Eliminating turbidity in drinking water using the mucilage of a common cactus

March 21, 2012 · 0 comments

Water Science & Technology: Water Supply Vol 12 No 2 2012

Eliminating turbidity in drinking water using the mucilage of a common cactus

Thomas Pichler, Kevin Young and Norma Alcantar.
Geochemistry and Hydrogeology, University of Bremen, 28359 Bremen, Germany
Department of Chemical and Biomedical Engineering, University of South Florida, Tampa, FL 33620, USA
E-mail: alcantar@eng.usf.edu

Diced Nopal cladodes (pads) have been used for the treatment of turbid natural spring waters in Latin America. To investigate this phenomenon, the mucilage derived from the species Opuntia ficus-indica was investigated. Comparison against the commonly used synthetic flocculant, aluminium sulfate (Al2(SO4)3) demonstrated the high efficiency of the cactus to eliminate turbidity.

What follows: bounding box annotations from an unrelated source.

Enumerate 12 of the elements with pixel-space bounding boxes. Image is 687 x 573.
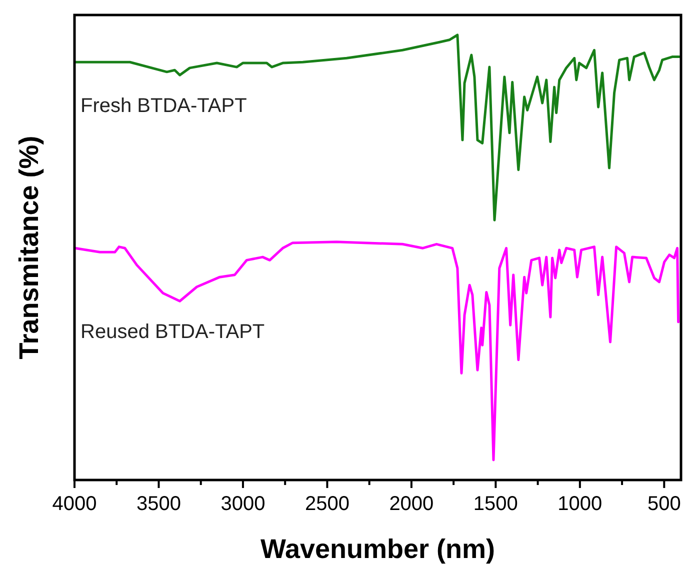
x-axis-title: Wavenumber (nm) [260,534,496,564]
x-tick-label: 1000 [558,493,602,515]
y-axis-title: Transmitance (%) [14,136,44,360]
series-label: Reused BTDA-TAPT [80,321,265,344]
x-tick-label: 3500 [136,493,181,515]
x-tick-label: 500 [647,493,681,515]
x-tick-label: 3000 [220,493,266,515]
series-label: Fresh BTDA-TAPT [80,95,247,118]
x-tick-label: 2000 [389,493,434,515]
x-tick-label: 2500 [304,493,350,515]
x-tick-label: 1500 [473,493,518,515]
x-tick-label: 4000 [52,493,97,515]
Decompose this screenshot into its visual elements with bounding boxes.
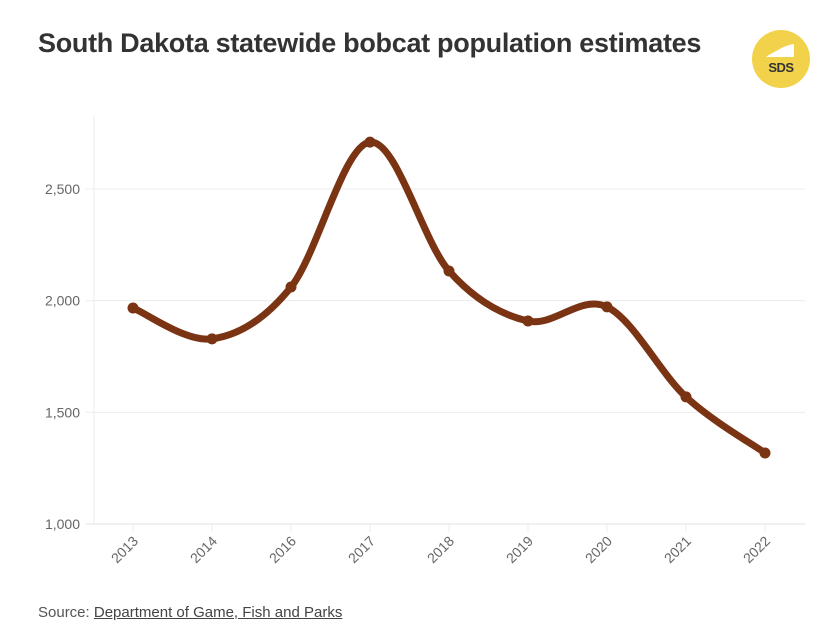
source-link[interactable]: Department of Game, Fish and Parks — [93, 604, 343, 621]
y-tick-label: 1,000 — [45, 516, 80, 532]
data-points — [127, 136, 771, 459]
x-axis-ticks: 2013 2014 2016 2017 2018 2019 2020 2021 2022 — [108, 524, 773, 566]
data-point — [443, 265, 455, 277]
sds-logo-icon: SDS — [752, 30, 810, 88]
source-note: Source: Department of Game, Fish and Par… — [38, 604, 342, 621]
chart-title: South Dakota statewide bobcat population… — [38, 28, 702, 58]
data-line — [129, 138, 769, 457]
gridlines — [86, 115, 805, 525]
x-tick-label: 2014 — [187, 533, 220, 566]
data-point — [522, 315, 534, 327]
y-tick-label: 1,500 — [45, 404, 80, 420]
data-point — [364, 136, 376, 148]
x-tick-label: 2020 — [582, 533, 615, 566]
x-tick-label: 2021 — [661, 533, 694, 566]
y-tick-label: 2,500 — [45, 181, 80, 197]
logo-text: SDS — [768, 60, 794, 75]
logo-shape-icon — [766, 44, 794, 57]
x-tick-label: 2022 — [740, 533, 773, 566]
x-tick-label: 2013 — [108, 533, 141, 566]
data-point — [206, 333, 218, 345]
x-tick-label: 2018 — [424, 533, 457, 566]
x-tick-label: 2016 — [266, 533, 299, 566]
y-axis-ticks: 1,000 1,500 2,000 2,500 — [45, 181, 80, 532]
data-point — [285, 281, 297, 293]
data-point — [759, 447, 771, 459]
data-point — [127, 302, 139, 314]
data-point — [601, 301, 613, 313]
x-tick-label: 2017 — [345, 533, 378, 566]
source-prefix: Source: — [38, 604, 94, 621]
data-point — [680, 391, 692, 403]
x-tick-label: 2019 — [503, 533, 536, 566]
y-tick-label: 2,000 — [45, 293, 80, 309]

The mucilage extract increased particulate settling rates 330% compared with aluminium sulfate, at dosage concentrations of 3 mg L−1, while its performance was equivalent at doses 0.3% of the required Al2(SO4)3 concentration. The cactus mucilage, which consists of complex carbohydrates and sugars, has unique surface activity characteristics that make it an ideal candidate for enhancing dispersion properties, creating emulsifications, and for reducing the surface tension of high polarity liquids.

These results indicated that the Nopal cactus mucilage has the potential to be the basis for a new ‘green’ technology, which is environmentally benign and cost-effective.